In the suburban town in which I grew up, the woods were tame and diminished, scarcely woods at all. Still, there was my body, which tediously peed and pooped and vomited, or broke out in chicken pox. There were my parents and grown-ups in general, giants with inexplicable reactions and demands. There were days and there were dreams.

There were seconds and minutes and hours and days and weeks and years. They moved slowly, ever so slowly, except when it was fun, and always in one direction. At any moment, without warning, almost anything could break or disappear.

Was it like that for your mother?

Of course, she told you nothing of that. She only related how her father, your grandfather, tried to convince her there were goblins in the woods. In the evenings, he would steal outside and light miniature lanterns he placed here and there on the lawn. Then he would return and lead her to the window, pointing.

"Look," he would say. "Fairy lights."

Though she knew he had made them, she humored him, affecting credulity.

At that moment in her narrative, she paused and leaned toward you.

"But there really were goblins in the woods! I saw them!"

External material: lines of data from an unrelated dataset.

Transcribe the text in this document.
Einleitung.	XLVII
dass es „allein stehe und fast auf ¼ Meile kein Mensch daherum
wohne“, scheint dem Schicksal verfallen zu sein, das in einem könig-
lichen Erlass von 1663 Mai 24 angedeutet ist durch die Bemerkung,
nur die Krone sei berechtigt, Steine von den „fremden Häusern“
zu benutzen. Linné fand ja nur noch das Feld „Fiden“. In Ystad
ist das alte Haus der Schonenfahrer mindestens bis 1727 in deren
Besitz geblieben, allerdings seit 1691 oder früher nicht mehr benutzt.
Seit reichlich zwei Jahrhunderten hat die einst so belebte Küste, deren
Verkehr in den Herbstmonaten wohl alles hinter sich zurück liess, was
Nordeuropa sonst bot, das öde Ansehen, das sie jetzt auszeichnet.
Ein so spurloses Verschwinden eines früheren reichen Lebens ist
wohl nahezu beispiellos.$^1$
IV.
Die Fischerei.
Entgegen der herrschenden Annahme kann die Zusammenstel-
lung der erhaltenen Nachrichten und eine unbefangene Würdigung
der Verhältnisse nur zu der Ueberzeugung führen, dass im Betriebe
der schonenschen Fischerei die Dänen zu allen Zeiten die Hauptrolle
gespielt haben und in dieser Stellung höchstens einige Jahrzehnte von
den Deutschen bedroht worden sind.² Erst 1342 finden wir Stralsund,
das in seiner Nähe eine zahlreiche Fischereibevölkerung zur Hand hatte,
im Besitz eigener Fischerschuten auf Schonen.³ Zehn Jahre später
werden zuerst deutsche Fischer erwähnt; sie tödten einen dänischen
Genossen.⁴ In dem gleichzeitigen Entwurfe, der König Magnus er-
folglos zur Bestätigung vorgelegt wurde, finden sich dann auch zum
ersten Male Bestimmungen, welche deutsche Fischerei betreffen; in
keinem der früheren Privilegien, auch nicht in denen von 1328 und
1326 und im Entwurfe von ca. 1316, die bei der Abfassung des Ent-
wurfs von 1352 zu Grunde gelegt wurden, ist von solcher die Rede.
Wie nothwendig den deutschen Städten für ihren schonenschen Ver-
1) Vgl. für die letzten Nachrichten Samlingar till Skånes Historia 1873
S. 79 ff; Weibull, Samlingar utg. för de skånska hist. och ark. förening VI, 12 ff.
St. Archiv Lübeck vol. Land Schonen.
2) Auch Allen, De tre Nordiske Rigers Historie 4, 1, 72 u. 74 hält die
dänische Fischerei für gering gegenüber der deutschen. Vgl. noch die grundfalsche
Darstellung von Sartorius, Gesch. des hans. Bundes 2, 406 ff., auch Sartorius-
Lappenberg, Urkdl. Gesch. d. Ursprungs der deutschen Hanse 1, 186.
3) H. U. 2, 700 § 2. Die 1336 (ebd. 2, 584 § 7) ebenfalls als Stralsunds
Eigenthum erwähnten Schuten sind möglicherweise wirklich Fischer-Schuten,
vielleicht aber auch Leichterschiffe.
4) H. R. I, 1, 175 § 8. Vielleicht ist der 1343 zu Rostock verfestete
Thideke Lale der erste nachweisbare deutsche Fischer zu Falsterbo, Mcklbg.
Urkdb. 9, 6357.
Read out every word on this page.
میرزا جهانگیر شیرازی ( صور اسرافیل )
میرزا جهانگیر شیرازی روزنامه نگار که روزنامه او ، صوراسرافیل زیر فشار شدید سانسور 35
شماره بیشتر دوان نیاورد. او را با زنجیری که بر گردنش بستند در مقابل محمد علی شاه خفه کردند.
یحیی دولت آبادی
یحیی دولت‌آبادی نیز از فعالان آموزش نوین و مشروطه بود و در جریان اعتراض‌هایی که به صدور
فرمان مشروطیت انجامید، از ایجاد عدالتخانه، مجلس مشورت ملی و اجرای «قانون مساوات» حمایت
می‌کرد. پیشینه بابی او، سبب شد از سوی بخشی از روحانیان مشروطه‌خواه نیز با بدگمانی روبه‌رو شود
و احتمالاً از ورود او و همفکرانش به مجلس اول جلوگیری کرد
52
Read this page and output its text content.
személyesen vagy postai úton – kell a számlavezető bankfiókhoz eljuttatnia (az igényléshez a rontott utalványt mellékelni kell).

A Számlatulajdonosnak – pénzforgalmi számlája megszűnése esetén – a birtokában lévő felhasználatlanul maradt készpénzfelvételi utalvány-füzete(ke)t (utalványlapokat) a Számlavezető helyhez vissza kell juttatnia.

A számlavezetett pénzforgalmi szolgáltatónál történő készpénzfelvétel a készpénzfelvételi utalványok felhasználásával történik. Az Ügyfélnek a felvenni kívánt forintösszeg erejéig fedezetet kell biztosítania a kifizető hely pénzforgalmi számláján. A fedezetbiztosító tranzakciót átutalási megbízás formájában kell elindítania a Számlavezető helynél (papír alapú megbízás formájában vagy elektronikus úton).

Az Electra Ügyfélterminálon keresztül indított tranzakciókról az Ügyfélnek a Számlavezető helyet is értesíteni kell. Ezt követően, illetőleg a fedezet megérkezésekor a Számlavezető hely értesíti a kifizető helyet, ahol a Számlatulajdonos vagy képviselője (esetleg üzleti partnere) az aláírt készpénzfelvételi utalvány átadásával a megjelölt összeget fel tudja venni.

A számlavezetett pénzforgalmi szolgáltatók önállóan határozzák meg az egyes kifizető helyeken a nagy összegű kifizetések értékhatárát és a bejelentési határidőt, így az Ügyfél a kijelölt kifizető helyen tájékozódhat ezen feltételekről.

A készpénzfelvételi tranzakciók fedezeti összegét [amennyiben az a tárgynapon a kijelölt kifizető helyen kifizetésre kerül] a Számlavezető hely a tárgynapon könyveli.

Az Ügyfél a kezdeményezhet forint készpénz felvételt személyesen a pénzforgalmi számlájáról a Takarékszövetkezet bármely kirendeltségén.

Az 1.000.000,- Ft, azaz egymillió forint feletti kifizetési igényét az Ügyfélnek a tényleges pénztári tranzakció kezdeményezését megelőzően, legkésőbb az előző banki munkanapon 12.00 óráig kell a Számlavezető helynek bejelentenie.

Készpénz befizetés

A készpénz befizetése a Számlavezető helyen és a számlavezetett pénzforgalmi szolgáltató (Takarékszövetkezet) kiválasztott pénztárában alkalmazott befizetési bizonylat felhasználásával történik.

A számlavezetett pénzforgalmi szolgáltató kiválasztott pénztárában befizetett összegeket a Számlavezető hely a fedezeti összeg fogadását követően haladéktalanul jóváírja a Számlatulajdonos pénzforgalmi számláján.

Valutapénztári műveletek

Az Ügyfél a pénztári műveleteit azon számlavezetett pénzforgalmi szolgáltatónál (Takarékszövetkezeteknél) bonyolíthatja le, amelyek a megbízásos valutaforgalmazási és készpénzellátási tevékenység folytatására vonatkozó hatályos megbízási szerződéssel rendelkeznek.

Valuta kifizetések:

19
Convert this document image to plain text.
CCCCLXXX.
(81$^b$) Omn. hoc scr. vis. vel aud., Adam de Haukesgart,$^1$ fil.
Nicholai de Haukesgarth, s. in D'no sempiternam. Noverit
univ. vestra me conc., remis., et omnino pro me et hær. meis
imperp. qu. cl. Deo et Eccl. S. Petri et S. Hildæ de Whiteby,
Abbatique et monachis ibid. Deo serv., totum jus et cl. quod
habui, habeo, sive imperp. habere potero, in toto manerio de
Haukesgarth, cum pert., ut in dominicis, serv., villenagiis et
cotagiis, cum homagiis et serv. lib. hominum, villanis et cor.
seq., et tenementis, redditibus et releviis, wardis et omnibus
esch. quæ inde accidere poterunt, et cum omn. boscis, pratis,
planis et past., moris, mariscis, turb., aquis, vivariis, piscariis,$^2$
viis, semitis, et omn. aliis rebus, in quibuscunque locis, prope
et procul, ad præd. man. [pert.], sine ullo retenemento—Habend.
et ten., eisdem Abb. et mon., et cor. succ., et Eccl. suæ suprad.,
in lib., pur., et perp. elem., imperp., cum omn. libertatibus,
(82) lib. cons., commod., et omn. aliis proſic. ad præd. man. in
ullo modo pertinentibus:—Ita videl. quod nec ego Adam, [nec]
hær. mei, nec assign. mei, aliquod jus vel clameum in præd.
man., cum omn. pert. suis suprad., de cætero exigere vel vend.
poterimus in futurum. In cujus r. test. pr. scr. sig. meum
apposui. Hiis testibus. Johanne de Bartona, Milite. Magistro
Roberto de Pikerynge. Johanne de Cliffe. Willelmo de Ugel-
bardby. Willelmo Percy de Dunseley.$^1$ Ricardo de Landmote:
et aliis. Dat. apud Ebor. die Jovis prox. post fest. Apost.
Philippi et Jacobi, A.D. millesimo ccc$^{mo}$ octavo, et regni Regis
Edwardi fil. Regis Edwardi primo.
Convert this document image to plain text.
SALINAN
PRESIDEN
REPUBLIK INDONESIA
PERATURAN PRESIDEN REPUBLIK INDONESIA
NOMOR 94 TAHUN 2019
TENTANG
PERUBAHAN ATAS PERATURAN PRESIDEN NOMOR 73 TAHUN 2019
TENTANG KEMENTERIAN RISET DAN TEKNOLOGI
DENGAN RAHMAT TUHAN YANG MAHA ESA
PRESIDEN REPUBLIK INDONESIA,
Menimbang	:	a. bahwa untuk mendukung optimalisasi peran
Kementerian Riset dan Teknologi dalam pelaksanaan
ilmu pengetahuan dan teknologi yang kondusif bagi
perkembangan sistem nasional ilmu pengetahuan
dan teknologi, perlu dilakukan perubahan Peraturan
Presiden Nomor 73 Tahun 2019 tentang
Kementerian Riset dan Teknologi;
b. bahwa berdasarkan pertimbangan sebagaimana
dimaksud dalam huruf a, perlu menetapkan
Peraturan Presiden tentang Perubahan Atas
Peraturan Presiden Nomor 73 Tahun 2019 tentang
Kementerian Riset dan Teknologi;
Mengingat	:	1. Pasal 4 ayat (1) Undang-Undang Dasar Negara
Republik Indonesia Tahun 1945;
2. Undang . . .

Apparently, she observed them on more than one occasion, though I can only remember the first.

One afternoon, her father was pulling her through the woods in a little wagon. Out of the corner of her eye, in the underbrush, she caught a slight movement. She turned her head and saw them, diminutive leaf-colored beings peeping back at her around the trunk of a tree. Then they were gone.

She never told her father.

 

The passage quoted above comes from Chuang Tsu, Book 6, Section 6. The Texts of Taoism trans. James Legge (Sacred Books of the East vols 30 and 40, published 1891), vol. 1, p. 242.